The role of reactive oxygen species (ROS) and their dissipation in type 1 diabetes pathogenesis have garnered considerable controversy. Our recent work has demonstrated the importance of NADPH oxidase (NOX) activity for type 1 diabetes development and modulating T-cell autoreactivity. We previously linked decreased monocyte ROS with diabetes resistance in the alloxan-resistant mouse, and NOD-Ncf1(m1J) mice with a genetic ablation of NOX activity had reduced and delayed type 1 diabetes compared with NOD mice.
To determine the required cellular sources of ROS that are necessary for type 1 diabetes initiation, we used antibody depletion and adoptive transfer experiments into NOD and NOD-Scid females, respectively. After receiving treatment, female mice were monitored for hyperglycemia and overt diabetes.
Depletion of macrophages and neutrophils fully protected NOD mice from type 1 diabetes. However, elimination of neutrophils alone showed no significant reduction or delay. Type 1 diabetes induction in NOD-Scid mice by adoptive transfer with NOD-Ncf1(m1J) splenocytes was significantly delayed compared with NOD splenocytes, suggesting macrophage ROS and modulation of effector responses are critical for diabetes. The adaptive immune response was also altered by the absence of NOX activity, as purified T cells from NOD-Ncf1(m1J) mice exhibited delayed transfer kinetics. Cotransfer experiments demonstrated the defect was intrinsic to NOX-deficient CD8(+) T cells. After stimulation, cytotoxic T cells exhibited decreased effector function in the absence of superoxide production.

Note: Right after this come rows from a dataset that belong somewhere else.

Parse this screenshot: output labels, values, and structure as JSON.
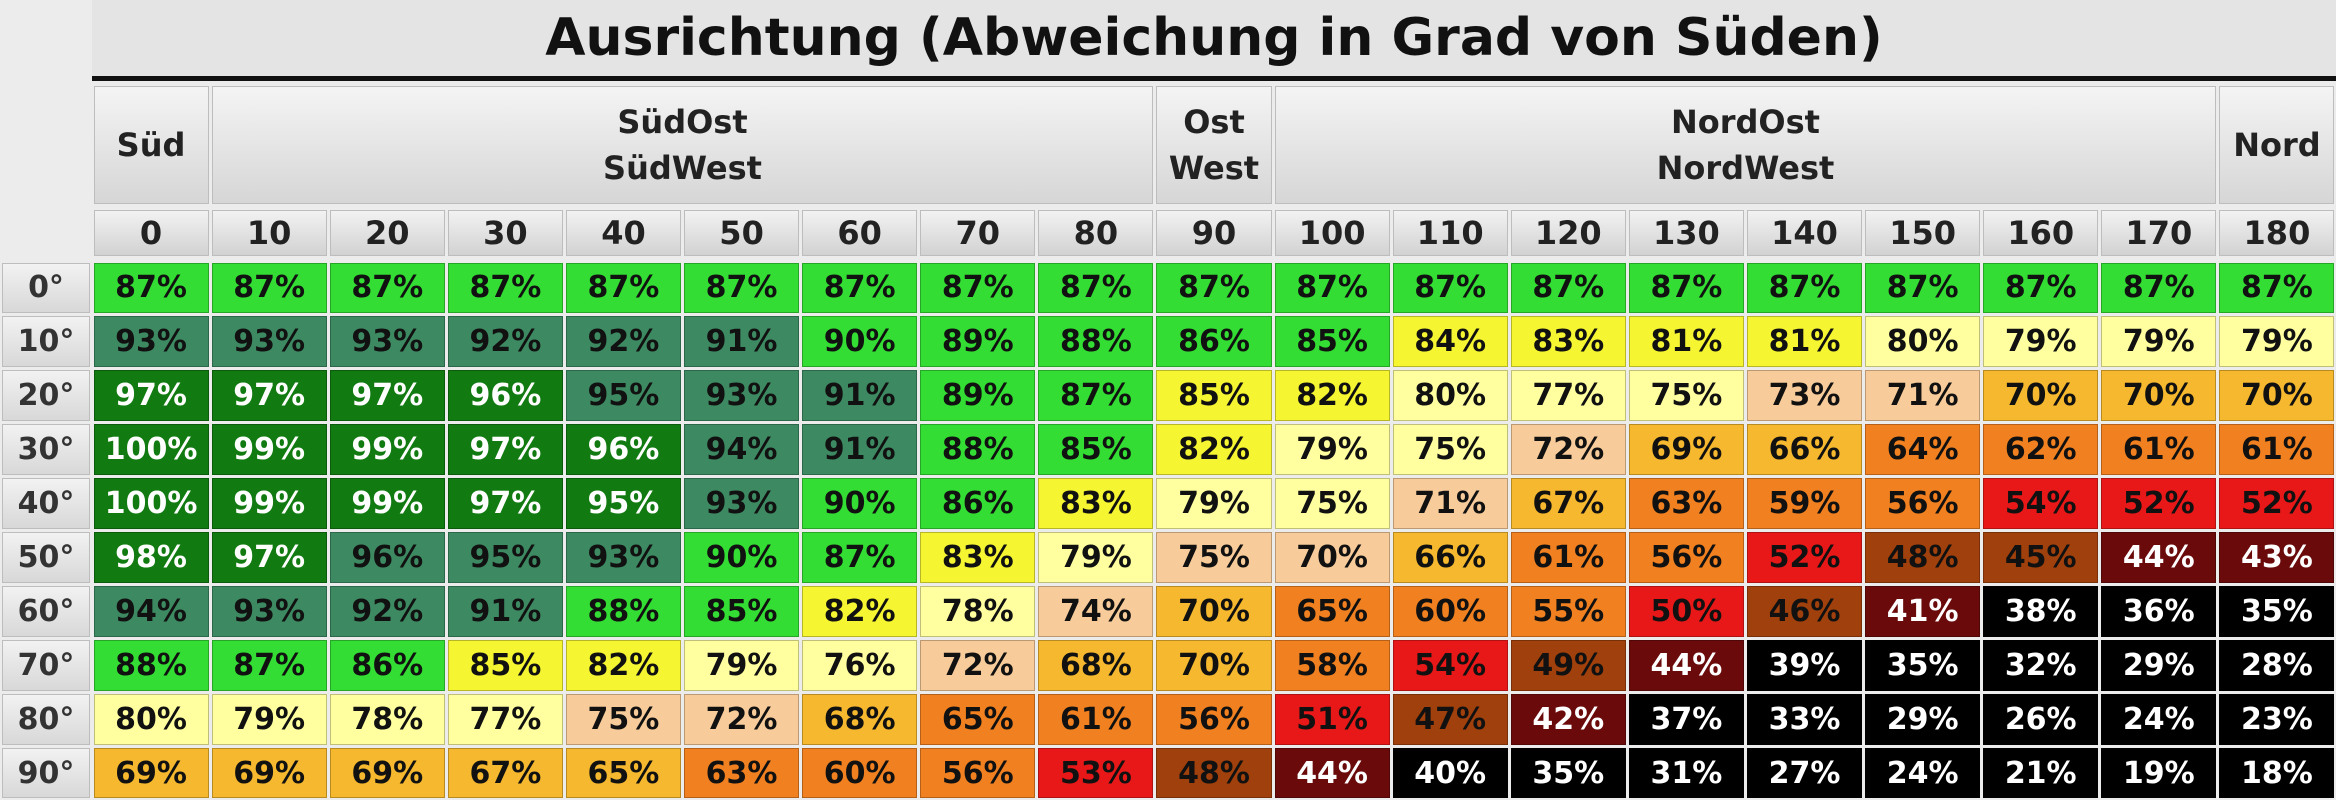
{
  "title": "Ausrichtung (Abweichung in Grad von Süden)",
  "groups": [
    {
      "lines": [
        "Süd"
      ],
      "columns": [
        "0"
      ]
    },
    {
      "lines": [
        "SüdOst",
        "SüdWest"
      ],
      "columns": [
        "10",
        "20",
        "30",
        "40",
        "50",
        "60",
        "70",
        "80"
      ]
    },
    {
      "lines": [
        "Ost",
        "West"
      ],
      "columns": [
        "90"
      ]
    },
    {
      "lines": [
        "NordOst",
        "NordWest"
      ],
      "columns": [
        "100",
        "110",
        "120",
        "130",
        "140",
        "150",
        "160",
        "170"
      ]
    },
    {
      "lines": [
        "Nord"
      ],
      "columns": [
        "180"
      ]
    }
  ],
  "rows": [
    {
      "label": "0°",
      "cells": [
        "87%",
        "87%",
        "87%",
        "87%",
        "87%",
        "87%",
        "87%",
        "87%",
        "87%",
        "87%",
        "87%",
        "87%",
        "87%",
        "87%",
        "87%",
        "87%",
        "87%",
        "87%",
        "87%"
      ],
      "colors": [
        "#33dd33",
        "#33dd33",
        "#33dd33",
        "#33dd33",
        "#33dd33",
        "#33dd33",
        "#33dd33",
        "#33dd33",
        "#33dd33",
        "#33dd33",
        "#33dd33",
        "#33dd33",
        "#33dd33",
        "#33dd33",
        "#33dd33",
        "#33dd33",
        "#33dd33",
        "#33dd33",
        "#33dd33"
      ]
    },
    {
      "label": "10°",
      "cells": [
        "93%",
        "93%",
        "93%",
        "92%",
        "92%",
        "91%",
        "90%",
        "89%",
        "88%",
        "86%",
        "85%",
        "84%",
        "83%",
        "81%",
        "81%",
        "80%",
        "79%",
        "79%",
        "79%"
      ],
      "colors": [
        "#3d8a62",
        "#3d8a62",
        "#3d8a62",
        "#3d8a62",
        "#3d8a62",
        "#3d8a62",
        "#33dd33",
        "#33dd33",
        "#33dd33",
        "#33dd33",
        "#33dd33",
        "#f5f532",
        "#f5f532",
        "#f5f532",
        "#f5f532",
        "#ffffa0",
        "#ffffa0",
        "#ffffa0",
        "#ffffa0"
      ]
    },
    {
      "label": "20°",
      "cells": [
        "97%",
        "97%",
        "97%",
        "96%",
        "95%",
        "93%",
        "91%",
        "89%",
        "87%",
        "85%",
        "82%",
        "80%",
        "77%",
        "75%",
        "73%",
        "71%",
        "70%",
        "70%",
        "70%"
      ],
      "colors": [
        "#117a11",
        "#117a11",
        "#117a11",
        "#117a11",
        "#3d8a62",
        "#3d8a62",
        "#3d8a62",
        "#33dd33",
        "#33dd33",
        "#f5f532",
        "#f5f532",
        "#ffffa0",
        "#ffffa0",
        "#ffffa0",
        "#f8cc9a",
        "#f8cc9a",
        "#f5b82e",
        "#f5b82e",
        "#f5b82e"
      ]
    },
    {
      "label": "30°",
      "cells": [
        "100%",
        "99%",
        "99%",
        "97%",
        "96%",
        "94%",
        "91%",
        "88%",
        "85%",
        "82%",
        "79%",
        "75%",
        "72%",
        "69%",
        "66%",
        "64%",
        "62%",
        "61%",
        "61%"
      ],
      "colors": [
        "#117a11",
        "#117a11",
        "#117a11",
        "#117a11",
        "#117a11",
        "#3d8a62",
        "#3d8a62",
        "#33dd33",
        "#33dd33",
        "#f5f532",
        "#ffffa0",
        "#ffffa0",
        "#f8cc9a",
        "#f5b82e",
        "#f5b82e",
        "#f08020",
        "#f08020",
        "#f08020",
        "#f08020"
      ]
    },
    {
      "label": "40°",
      "cells": [
        "100%",
        "99%",
        "99%",
        "97%",
        "95%",
        "93%",
        "90%",
        "86%",
        "83%",
        "79%",
        "75%",
        "71%",
        "67%",
        "63%",
        "59%",
        "56%",
        "54%",
        "52%",
        "52%"
      ],
      "colors": [
        "#117a11",
        "#117a11",
        "#117a11",
        "#117a11",
        "#117a11",
        "#3d8a62",
        "#33dd33",
        "#33dd33",
        "#f5f532",
        "#ffffa0",
        "#ffffa0",
        "#f8cc9a",
        "#f5b82e",
        "#f08020",
        "#f08020",
        "#f08020",
        "#e81818",
        "#e81818",
        "#e81818"
      ]
    },
    {
      "label": "50°",
      "cells": [
        "98%",
        "97%",
        "96%",
        "95%",
        "93%",
        "90%",
        "87%",
        "83%",
        "79%",
        "75%",
        "70%",
        "66%",
        "61%",
        "56%",
        "52%",
        "48%",
        "45%",
        "44%",
        "43%"
      ],
      "colors": [
        "#117a11",
        "#117a11",
        "#3d8a62",
        "#3d8a62",
        "#3d8a62",
        "#33dd33",
        "#33dd33",
        "#f5f532",
        "#ffffa0",
        "#f8cc9a",
        "#f8cc9a",
        "#f5b82e",
        "#f08020",
        "#f08020",
        "#e81818",
        "#a0400c",
        "#a0400c",
        "#6a0a0a",
        "#6a0a0a"
      ]
    },
    {
      "label": "60°",
      "cells": [
        "94%",
        "93%",
        "92%",
        "91%",
        "88%",
        "85%",
        "82%",
        "78%",
        "74%",
        "70%",
        "65%",
        "60%",
        "55%",
        "50%",
        "46%",
        "41%",
        "38%",
        "36%",
        "35%"
      ],
      "colors": [
        "#3d8a62",
        "#3d8a62",
        "#3d8a62",
        "#3d8a62",
        "#33dd33",
        "#33dd33",
        "#f5f532",
        "#ffffa0",
        "#f8cc9a",
        "#f5b82e",
        "#f08020",
        "#f08020",
        "#f08020",
        "#e81818",
        "#a0400c",
        "#6a0a0a",
        "#000000",
        "#000000",
        "#000000"
      ]
    },
    {
      "label": "70°",
      "cells": [
        "88%",
        "87%",
        "86%",
        "85%",
        "82%",
        "79%",
        "76%",
        "72%",
        "68%",
        "70%",
        "58%",
        "54%",
        "49%",
        "44%",
        "39%",
        "35%",
        "32%",
        "29%",
        "28%"
      ],
      "colors": [
        "#33dd33",
        "#33dd33",
        "#33dd33",
        "#f5f532",
        "#f5f532",
        "#ffffa0",
        "#ffffa0",
        "#f8cc9a",
        "#f5b82e",
        "#f5b82e",
        "#f08020",
        "#e81818",
        "#a0400c",
        "#6a0a0a",
        "#000000",
        "#000000",
        "#000000",
        "#000000",
        "#000000"
      ]
    },
    {
      "label": "80°",
      "cells": [
        "80%",
        "79%",
        "78%",
        "77%",
        "75%",
        "72%",
        "68%",
        "65%",
        "61%",
        "56%",
        "51%",
        "47%",
        "42%",
        "37%",
        "33%",
        "29%",
        "26%",
        "24%",
        "23%"
      ],
      "colors": [
        "#ffffa0",
        "#ffffa0",
        "#ffffa0",
        "#ffffa0",
        "#f8cc9a",
        "#f8cc9a",
        "#f5b82e",
        "#f08020",
        "#f08020",
        "#f08020",
        "#e81818",
        "#a0400c",
        "#6a0a0a",
        "#000000",
        "#000000",
        "#000000",
        "#000000",
        "#000000",
        "#000000"
      ]
    },
    {
      "label": "90°",
      "cells": [
        "69%",
        "69%",
        "69%",
        "67%",
        "65%",
        "63%",
        "60%",
        "56%",
        "53%",
        "48%",
        "44%",
        "40%",
        "35%",
        "31%",
        "27%",
        "24%",
        "21%",
        "19%",
        "18%"
      ],
      "colors": [
        "#f5b82e",
        "#f5b82e",
        "#f5b82e",
        "#f5b82e",
        "#f5b82e",
        "#f08020",
        "#f08020",
        "#f08020",
        "#e81818",
        "#a0400c",
        "#6a0a0a",
        "#000000",
        "#000000",
        "#000000",
        "#000000",
        "#000000",
        "#000000",
        "#000000",
        "#000000"
      ]
    }
  ]
}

These data demonstrate that the impaired autoreactive response of NOX-deficient NOD-Ncf1(m1J) immune system results from an alteration in the antigen-presenting cell-T-cell axis rather than failure of neutrophils to act as effector cells and that ROS signaling is important for the initiation of β-cell-directed autoimmunity by T cells.

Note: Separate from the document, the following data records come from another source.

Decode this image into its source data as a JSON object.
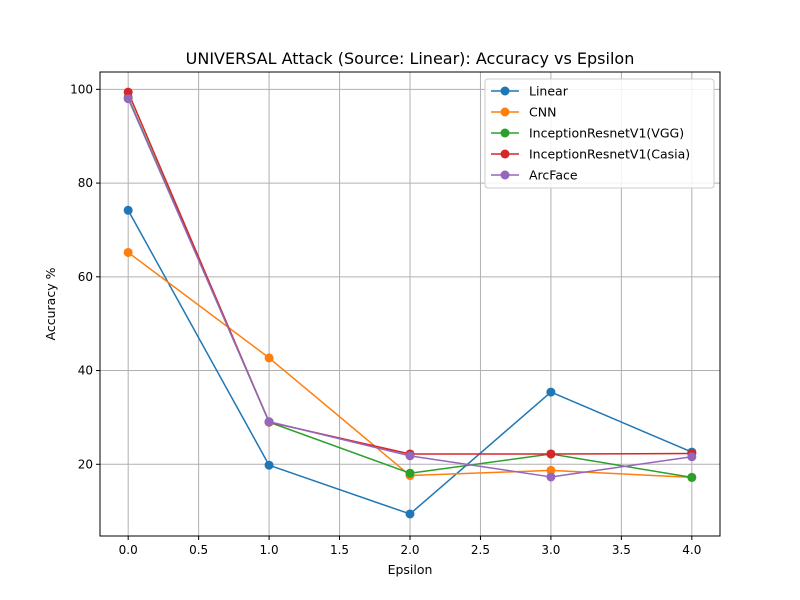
{
  "chart_data": {
    "type": "line",
    "title": "UNIVERSAL Attack (Source: Linear): Accuracy vs Epsilon",
    "xlabel": "Epsilon",
    "ylabel": "Accuracy %",
    "x": [
      0.0,
      1.0,
      2.0,
      3.0,
      4.0
    ],
    "xlim": [
      -0.2,
      4.2
    ],
    "ylim": [
      4.7,
      103.7
    ],
    "xticks": [
      0.0,
      0.5,
      1.0,
      1.5,
      2.0,
      2.5,
      3.0,
      3.5,
      4.0
    ],
    "xtick_labels": [
      "0.0",
      "0.5",
      "1.0",
      "1.5",
      "2.0",
      "2.5",
      "3.0",
      "3.5",
      "4.0"
    ],
    "yticks": [
      20,
      40,
      60,
      80,
      100
    ],
    "ytick_labels": [
      "20",
      "40",
      "60",
      "80",
      "100"
    ],
    "grid": true,
    "legend_position": "top-right",
    "series": [
      {
        "name": "Linear",
        "color": "#1f77b4",
        "values": [
          74.2,
          19.8,
          9.4,
          35.4,
          22.6
        ]
      },
      {
        "name": "CNN",
        "color": "#ff7f0e",
        "values": [
          65.2,
          42.7,
          17.6,
          18.7,
          17.2
        ]
      },
      {
        "name": "InceptionResnetV1(VGG)",
        "color": "#2ca02c",
        "values": [
          98.3,
          29.0,
          18.1,
          22.2,
          17.2
        ]
      },
      {
        "name": "InceptionResnetV1(Casia)",
        "color": "#d62728",
        "values": [
          99.4,
          29.0,
          22.2,
          22.2,
          22.3
        ]
      },
      {
        "name": "ArcFace",
        "color": "#9467bd",
        "values": [
          98.0,
          29.1,
          21.8,
          17.3,
          21.6
        ]
      }
    ]
  }
}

活性氧(ROS)及其在 1 型糖尿病发病机制中的耗散作用引起了相当大的争议。我们最近的工作表明 NADPH 氧化酶(NOX)活性对于 1 型糖尿病的发展和调节 T 细胞自身反应性非常重要。我们之前已经证明,在丙烯醛抗性小鼠中,单核细胞 ROS 的减少与糖尿病抗性有关,并且与 NOD 小鼠相比,NOX 活性遗传缺失的 NOD-Ncf1(m1J)小鼠的 1 型糖尿病减少且发病延迟。

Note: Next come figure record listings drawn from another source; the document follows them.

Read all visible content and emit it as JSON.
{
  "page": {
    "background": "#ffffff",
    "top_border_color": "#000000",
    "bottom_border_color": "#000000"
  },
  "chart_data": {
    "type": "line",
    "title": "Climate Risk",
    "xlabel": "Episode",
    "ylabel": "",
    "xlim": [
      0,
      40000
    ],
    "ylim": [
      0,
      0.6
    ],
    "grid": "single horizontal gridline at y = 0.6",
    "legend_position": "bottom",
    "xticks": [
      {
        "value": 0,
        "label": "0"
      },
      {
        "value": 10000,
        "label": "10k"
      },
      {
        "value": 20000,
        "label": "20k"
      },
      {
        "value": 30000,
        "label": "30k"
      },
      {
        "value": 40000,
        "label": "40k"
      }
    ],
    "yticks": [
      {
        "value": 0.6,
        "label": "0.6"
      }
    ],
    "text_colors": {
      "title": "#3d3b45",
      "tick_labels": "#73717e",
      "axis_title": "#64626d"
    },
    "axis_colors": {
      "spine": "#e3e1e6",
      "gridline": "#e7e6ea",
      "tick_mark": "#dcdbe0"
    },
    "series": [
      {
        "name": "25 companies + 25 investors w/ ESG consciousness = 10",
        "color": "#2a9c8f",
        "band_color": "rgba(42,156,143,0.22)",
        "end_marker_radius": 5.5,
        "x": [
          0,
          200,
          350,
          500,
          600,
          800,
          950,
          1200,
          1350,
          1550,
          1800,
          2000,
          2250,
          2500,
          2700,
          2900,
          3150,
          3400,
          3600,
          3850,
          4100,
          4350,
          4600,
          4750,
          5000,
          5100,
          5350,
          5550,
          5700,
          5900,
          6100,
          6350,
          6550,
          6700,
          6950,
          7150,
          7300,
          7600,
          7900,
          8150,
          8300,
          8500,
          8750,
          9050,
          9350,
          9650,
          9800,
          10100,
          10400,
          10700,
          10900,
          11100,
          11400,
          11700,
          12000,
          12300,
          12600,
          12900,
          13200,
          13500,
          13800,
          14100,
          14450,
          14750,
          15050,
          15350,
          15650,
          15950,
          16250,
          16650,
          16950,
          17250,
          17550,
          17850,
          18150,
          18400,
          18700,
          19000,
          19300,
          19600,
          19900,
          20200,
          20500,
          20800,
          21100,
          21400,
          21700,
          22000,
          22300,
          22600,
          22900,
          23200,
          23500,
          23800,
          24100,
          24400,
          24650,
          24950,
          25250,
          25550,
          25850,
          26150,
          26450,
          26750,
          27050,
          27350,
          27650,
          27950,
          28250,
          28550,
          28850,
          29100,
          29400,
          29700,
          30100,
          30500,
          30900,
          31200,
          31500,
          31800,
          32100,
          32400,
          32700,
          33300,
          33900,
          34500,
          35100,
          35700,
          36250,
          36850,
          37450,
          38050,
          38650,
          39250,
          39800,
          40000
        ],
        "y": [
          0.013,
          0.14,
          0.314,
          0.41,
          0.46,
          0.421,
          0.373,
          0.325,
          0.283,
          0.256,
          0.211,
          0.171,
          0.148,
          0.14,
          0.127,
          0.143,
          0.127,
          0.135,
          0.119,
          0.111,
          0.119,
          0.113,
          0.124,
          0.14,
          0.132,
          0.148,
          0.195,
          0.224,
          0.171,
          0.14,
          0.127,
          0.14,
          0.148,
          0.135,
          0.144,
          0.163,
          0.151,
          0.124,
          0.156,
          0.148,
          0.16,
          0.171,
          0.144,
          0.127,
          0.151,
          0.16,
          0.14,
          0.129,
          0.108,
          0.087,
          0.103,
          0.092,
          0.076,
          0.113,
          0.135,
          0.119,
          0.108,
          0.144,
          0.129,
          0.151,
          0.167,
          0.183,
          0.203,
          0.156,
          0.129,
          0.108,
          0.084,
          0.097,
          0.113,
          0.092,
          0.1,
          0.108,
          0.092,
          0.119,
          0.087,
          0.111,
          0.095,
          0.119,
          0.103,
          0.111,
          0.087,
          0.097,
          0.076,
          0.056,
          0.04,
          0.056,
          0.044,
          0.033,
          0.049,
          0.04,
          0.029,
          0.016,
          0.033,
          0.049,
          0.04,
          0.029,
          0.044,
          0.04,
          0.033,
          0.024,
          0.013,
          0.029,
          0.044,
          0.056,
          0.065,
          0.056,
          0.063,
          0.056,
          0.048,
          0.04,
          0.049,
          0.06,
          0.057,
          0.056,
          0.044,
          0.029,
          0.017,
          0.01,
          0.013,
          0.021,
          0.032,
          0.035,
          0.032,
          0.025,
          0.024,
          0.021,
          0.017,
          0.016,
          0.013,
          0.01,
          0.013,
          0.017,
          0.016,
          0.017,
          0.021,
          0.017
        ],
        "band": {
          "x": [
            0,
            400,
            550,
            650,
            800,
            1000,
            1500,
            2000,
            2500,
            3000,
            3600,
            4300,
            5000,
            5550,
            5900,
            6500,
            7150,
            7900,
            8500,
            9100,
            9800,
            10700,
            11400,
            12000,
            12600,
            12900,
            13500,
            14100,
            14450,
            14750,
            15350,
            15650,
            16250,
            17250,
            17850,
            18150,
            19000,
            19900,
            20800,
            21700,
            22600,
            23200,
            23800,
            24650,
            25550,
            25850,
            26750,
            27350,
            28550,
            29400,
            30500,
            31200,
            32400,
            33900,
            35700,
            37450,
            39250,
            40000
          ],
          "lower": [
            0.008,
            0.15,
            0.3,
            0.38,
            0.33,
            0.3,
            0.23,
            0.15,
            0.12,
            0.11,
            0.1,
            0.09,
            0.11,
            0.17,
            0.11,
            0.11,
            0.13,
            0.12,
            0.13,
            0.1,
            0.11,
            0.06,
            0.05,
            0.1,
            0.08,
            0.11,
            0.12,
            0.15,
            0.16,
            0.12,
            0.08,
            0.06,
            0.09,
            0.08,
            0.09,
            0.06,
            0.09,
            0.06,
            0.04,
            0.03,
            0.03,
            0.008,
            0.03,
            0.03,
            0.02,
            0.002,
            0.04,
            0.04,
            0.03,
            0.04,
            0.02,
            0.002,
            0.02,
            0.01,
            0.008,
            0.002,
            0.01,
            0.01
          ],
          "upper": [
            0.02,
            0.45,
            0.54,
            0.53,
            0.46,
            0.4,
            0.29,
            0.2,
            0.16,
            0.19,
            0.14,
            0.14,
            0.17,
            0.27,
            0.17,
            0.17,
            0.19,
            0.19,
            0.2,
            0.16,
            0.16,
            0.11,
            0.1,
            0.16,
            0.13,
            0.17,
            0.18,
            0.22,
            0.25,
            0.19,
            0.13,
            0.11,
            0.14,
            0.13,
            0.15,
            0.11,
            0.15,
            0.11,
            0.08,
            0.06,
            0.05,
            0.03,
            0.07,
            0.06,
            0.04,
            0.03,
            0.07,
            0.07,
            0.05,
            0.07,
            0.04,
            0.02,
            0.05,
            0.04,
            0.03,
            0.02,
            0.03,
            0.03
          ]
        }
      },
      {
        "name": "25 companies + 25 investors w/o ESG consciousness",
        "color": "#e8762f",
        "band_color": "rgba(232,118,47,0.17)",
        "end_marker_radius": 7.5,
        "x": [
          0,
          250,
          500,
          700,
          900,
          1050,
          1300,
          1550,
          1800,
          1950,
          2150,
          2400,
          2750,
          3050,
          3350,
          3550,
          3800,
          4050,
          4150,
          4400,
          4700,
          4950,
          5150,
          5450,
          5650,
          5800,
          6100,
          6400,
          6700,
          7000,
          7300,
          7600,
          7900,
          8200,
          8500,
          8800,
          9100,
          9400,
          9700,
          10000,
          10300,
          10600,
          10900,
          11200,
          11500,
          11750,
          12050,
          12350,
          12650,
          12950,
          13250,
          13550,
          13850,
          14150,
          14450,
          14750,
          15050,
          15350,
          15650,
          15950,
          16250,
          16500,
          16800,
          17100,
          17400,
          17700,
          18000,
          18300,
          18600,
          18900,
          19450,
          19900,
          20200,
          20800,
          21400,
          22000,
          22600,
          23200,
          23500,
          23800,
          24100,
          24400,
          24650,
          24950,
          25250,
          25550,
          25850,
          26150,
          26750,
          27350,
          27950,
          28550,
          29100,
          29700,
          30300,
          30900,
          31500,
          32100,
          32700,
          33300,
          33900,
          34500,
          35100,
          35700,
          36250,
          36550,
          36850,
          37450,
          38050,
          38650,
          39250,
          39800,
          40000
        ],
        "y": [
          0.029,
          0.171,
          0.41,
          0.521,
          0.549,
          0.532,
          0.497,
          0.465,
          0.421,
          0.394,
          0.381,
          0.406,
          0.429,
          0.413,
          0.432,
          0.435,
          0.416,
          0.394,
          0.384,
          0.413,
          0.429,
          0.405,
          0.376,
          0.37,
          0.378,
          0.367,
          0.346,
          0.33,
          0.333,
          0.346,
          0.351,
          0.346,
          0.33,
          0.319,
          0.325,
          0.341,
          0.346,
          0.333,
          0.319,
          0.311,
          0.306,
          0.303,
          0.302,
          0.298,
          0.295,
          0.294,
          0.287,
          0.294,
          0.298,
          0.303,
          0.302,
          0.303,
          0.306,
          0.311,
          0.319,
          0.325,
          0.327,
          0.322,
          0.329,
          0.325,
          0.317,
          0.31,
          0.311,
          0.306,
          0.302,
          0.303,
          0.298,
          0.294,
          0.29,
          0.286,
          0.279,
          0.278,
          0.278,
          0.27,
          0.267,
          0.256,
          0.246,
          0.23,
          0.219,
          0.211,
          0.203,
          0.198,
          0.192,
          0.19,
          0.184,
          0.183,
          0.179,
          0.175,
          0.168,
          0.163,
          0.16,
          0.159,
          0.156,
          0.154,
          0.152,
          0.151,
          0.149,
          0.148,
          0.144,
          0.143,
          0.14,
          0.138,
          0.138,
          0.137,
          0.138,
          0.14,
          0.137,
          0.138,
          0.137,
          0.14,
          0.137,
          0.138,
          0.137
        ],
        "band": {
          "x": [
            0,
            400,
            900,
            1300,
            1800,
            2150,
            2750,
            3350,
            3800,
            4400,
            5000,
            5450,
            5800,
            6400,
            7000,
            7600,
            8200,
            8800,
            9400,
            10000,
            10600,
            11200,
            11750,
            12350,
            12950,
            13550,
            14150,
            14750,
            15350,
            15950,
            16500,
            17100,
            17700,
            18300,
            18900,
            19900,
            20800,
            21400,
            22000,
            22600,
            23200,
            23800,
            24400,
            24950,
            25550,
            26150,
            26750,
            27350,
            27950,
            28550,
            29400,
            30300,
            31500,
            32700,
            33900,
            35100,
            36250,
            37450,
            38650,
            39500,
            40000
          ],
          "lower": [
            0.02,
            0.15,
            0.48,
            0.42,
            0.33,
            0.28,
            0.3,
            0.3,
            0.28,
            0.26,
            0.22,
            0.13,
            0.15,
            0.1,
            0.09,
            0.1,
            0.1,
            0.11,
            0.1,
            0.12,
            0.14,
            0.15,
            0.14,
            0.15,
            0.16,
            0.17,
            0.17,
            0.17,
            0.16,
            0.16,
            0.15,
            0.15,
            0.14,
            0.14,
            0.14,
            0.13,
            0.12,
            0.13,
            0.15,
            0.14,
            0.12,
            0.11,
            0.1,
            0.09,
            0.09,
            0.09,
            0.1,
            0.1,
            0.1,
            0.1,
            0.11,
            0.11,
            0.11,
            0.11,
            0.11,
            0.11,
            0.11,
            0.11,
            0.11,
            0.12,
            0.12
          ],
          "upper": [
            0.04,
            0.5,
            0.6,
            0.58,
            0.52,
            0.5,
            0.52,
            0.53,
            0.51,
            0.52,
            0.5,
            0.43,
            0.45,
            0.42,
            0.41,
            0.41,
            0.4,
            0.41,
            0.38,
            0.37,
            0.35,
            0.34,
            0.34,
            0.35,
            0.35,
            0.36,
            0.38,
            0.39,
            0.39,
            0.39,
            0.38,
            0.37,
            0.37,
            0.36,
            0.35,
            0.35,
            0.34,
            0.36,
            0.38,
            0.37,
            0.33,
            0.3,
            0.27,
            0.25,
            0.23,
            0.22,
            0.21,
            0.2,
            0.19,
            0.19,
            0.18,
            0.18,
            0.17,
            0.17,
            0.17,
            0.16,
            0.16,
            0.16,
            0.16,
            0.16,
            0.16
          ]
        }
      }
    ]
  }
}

为了确定启动 1 型糖尿病所必需的 ROS 的必需细胞来源,我们分别使用抗体耗竭和过继转移实验对 NOD 和 NOD-Scid 雌性小鼠进行了实验。接受治疗后,监测雌性小鼠的高血糖和显性糖尿病。
巨噬细胞和中性粒细胞的耗竭可使 NOD 小鼠完全免受 1 型糖尿病的侵害。然而,单独消除中性粒细胞并没有明显的减少或延迟。用 NOD-Ncf1(m1J)脾细胞过继转移到 NOD-Scid 小鼠中可显著延迟 1 型糖尿病的诱导,与 NOD 脾细胞相比,这表明巨噬细胞 ROS 和效应应答的调节对于糖尿病至关重要。NOX 活性的缺失也改变了适应性免疫应答,因为 NOD-Ncf1(m1J)小鼠的纯化 T 细胞表现出延迟的转移动力学。共转导实验表明该缺陷是 NCF1 缺陷 CD8(+)T 细胞固有的。刺激后,缺乏超氧化物产生的细胞毒性 T 细胞表现出效应功能降低。
这些数据表明,NOX 缺陷的 NOD-Ncf1(m1J)免疫系统的自身反应性受损是由于抗原呈递细胞-T 细胞轴的改变所致,而不是由于中性粒细胞无法作为效应细胞发挥作用,并且 ROS 信号对于 T 细胞启动β细胞定向自身免疫非常重要。